Le PMI global de la zone euro est également resté dans la zone d’expansion (au-dessus de 50), mais pour de « mauvaises raisons ». Par ailleurs, toujours dans la zone euro, la croissance du PIB du premier trimestre 2026 a été fortement révisée à la baisse pour afficher une contraction (-0,2% sur le trimestre après une première estimation de croissance de 0,1%). Cette révision tient à celle de la croissance irlandaise, sans laquelle la croissance de la zone euro est même légèrement supérieure (+0,2%) à la première estimation. L’ensemble des moteurs de croissance s’affaiblit.
Consultez nos articles sur l’actualité économique et géopolitique publiés cette semaine
Dans le sillage de la baisse, puis de la stabilisation des taux des crédits à l’habitat, les transactions de logements sont reparties à la hausse en France en 2025. En conséquence, après avoir baissé en 2023 et 2024, les prix des logements (neufs et anciens) se sont redressés en 2025 (+1% sur un an au T4).
Italie – L’économie italienne fait mieux que prévu au premier trimestre, mais pour combien de temps ?
Le PIB du T1 2026 est révisé à la hausse à +0,3% sur le trimestre par rapport au trimestre précédent (t/t), portant l'acquis de croissance à +0,6%, au-dessus du consensus, avec des contributions positives aussi bien du côté de la demande domestique que du commerce extérieur. La consommation des ménages enregistre sa plus forte progression depuis le T4 2024 (+0,5% t/t), tandis que le marché du travail poursuit son amélioration avec un taux de chômage à 5,1% en avril. Le choc énergétique s’intensifie : l'inflation atteint 3,2% en mai (estimation préliminaire), tirée par les prix de l'énergie à +12%, et la confiance des entreprises commence à se dégrader, signalant des vents contraires pour les trimestres à venir.
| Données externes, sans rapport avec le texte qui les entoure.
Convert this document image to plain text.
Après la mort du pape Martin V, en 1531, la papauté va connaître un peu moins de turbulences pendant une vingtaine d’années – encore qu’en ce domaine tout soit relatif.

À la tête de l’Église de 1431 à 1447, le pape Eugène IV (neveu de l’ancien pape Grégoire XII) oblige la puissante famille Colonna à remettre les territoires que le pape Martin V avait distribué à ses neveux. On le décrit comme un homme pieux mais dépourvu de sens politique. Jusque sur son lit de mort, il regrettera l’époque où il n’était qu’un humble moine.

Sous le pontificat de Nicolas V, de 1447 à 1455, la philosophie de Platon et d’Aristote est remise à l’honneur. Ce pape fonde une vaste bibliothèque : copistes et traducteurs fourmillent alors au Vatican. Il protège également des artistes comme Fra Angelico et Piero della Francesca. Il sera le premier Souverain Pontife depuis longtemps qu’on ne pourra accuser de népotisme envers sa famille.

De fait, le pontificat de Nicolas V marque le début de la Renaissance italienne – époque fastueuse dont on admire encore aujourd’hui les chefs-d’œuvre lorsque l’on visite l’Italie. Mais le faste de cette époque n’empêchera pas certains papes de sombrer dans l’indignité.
Espagne – La réponse du gouvernement face à la pénurie de logements
Le gouvernement espagnol a approuvé en avril dernier le nouveau Plan Estatal de Vivienda 2026-2030, doté d’une enveloppe de 7 milliards d’euros, soit près de trois fois le montant du programme précédent. Le plan vise principalement à accroître l’offre de logements abordables, dans un contexte de tensions persistantes sur les prix immobiliers et sur les loyers. La stratégie retenue repose essentiellement sur des aides à la construction et à la réhabilitation, avec une priorité donnée aux zones où l’écart entre l’offre et la demande est le plus marqué.